When we first arrived at the St. Mark Square, it was a giant pond. The full moon (and the closest to the earth in so many years) had apparently pulled up the tide so much that the whole square was flooded with high water on that particular day. In all the wet chaos, all travellers that temporarily lost orientation quickly grasped the implicit order: Some bought plastic bags and started to "skim" around the water square. They seemed to have much fun about this unique experience. Many others walked on the wooden-box built bridges like ants orderly moving toward the joint destination, forming a scenery on its own. All are the part of the whole. The lead and the follow alternate. The dark force has created hurdles but also opportunities for new way of moving.


The next day, when we pass by the square again, the water is on its way exiting through the drains in the ground. The square therefore is covered by the moving water in swirls here and there.

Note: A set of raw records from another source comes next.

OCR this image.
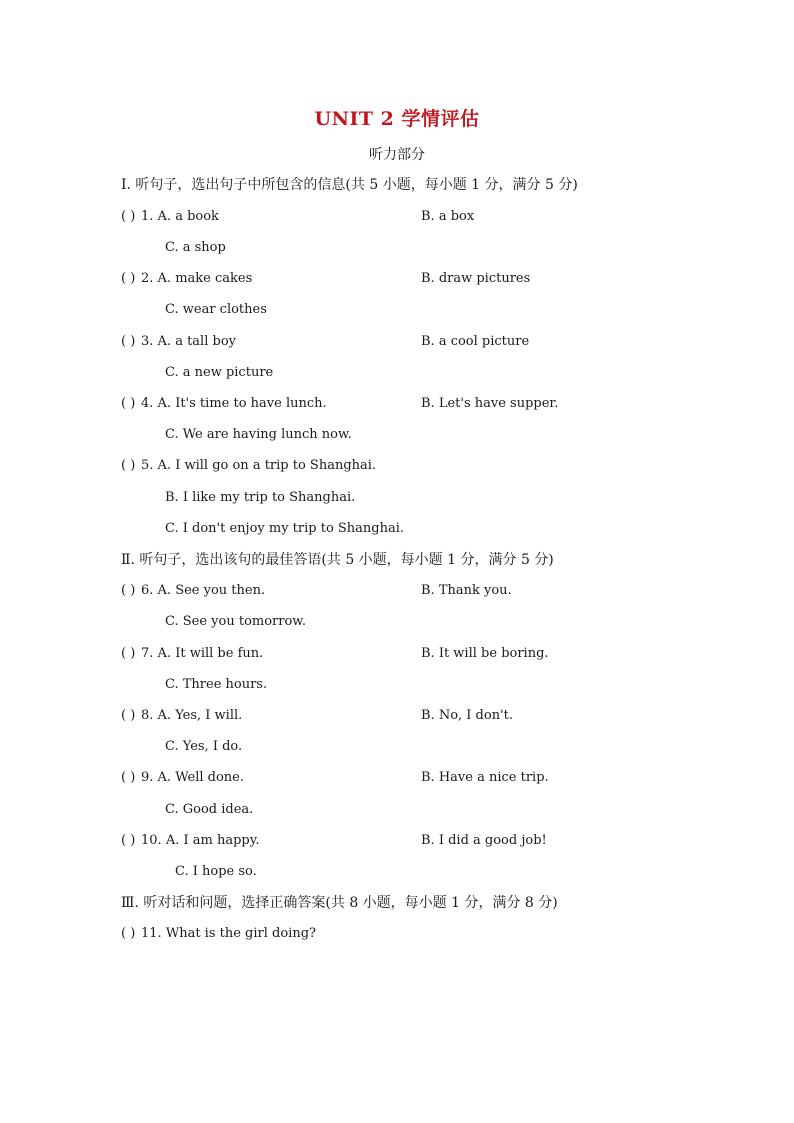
UNIT 2 学情评估
听力部分
Ⅰ. 听句子，选出句子中所包含的信息(共 5 小题，每小题 1 分，满分 5 分)
( ) 1. A. a book	B. a box
C. a shop
( ) 2. A. make cakes	B. draw pictures
C. wear clothes
( ) 3. A. a tall boy	B. a cool picture
C. a new picture
( ) 4. A. It's time to have lunch.	B. Let's have supper.
C. We are having lunch now.
( ) 5. A. I will go on a trip to Shanghai.
B. I like my trip to Shanghai.
C. I don't enjoy my trip to Shanghai.
Ⅱ. 听句子，选出该句的最佳答语(共 5 小题，每小题 1 分，满分 5 分)
( ) 6. A. See you then.	B. Thank you.
C. See you tomorrow.
( ) 7. A. It will be fun.	B. It will be boring.
C. Three hours.
( ) 8. A. Yes, I will.	B. No, I don't.
C. Yes, I do.
( ) 9. A. Well done.	B. Have a nice trip.
C. Good idea.
( ) 10. A. I am happy.	B. I did a good job!
C. I hope so.
Ⅲ. 听对话和问题，选择正确答案(共 8 小题，每小题 1 分，满分 8 分)
( ) 11. What is the girl doing?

I remembered the Chinese saying from the Book of Change (I Ching): "The nature's law of change, the movement in cycles... Even the darkness has its dark ending".


There will be a moment when light is returning. Before it will happen, let's hope. And when it happens, we have faith.

Masks in the windows

StartFragment

A few leaves stuck around on a tree at the entrance of the Peggy Guggenheim museum. A sentence is whispered into my ears "Winter comes, can Spring be far behind?" This last sentence of Percy's poem I learned first time in Chinese, it was equally beautiful.


I guess, a small yet big voice in me is saying, taping into the wisdom of my ancestors, that the nature always follow its magnificent cycles: day night alternation, season's shifts... So long we can imagine what is about to happen and be ok with it, so long we believe that our next story shall be built upon the full experience of the present one, we live our inner peaceful truth, which is connected to faith, hope, and our creativity in dealing with the changes.


----------------------------

Ode to the West Wind

Percy Bysshe Shelley, 1792 - 1822

... ...

StartFragment

V

If I were a dead leaf thou mightest bear;

If I were a swift cloud to fly with thee;

A wave to pant beneath thy power, and share

The impulse of thy strength, only less free

Than thou, O Uncontrollable! If even

I were as in my boyhood, and could be

The comrade of thy wanderings over Heaven,

As then, when to outstrip thy skiey speed

Scarce seemed a vision; I would ne’er have striven

As thus with thee in prayer in my sore need.

Oh! lift me as a wave, a leaf, a cloud!

I fall upon the thorns of life! I bleed!

A heavy weight of hours has chained and bowed

One too like thee: tameless, and swift, and proud.

V

Make me thy lyre, even as the forest is:

What if my leaves are falling like its own!

The tumult of thy mighty harmonies

Will take from both a deep, autumnal tone,

Sweet though in sadness. Be thou, Spirit fierce,

My spirit! Be thou me, impetuous one!

Drive my dead thoughts over the universe

Like withered leaves to quicken a new birth!

And, by the incantation of this verse,

Scatter, as from an unextinguished hearth

Ashes and sparks, my words among mankind!

Be through my lips to unawakened Earth

The trumpet of a prophecy! O Wind,

If Winter comes, can Spring be far behind?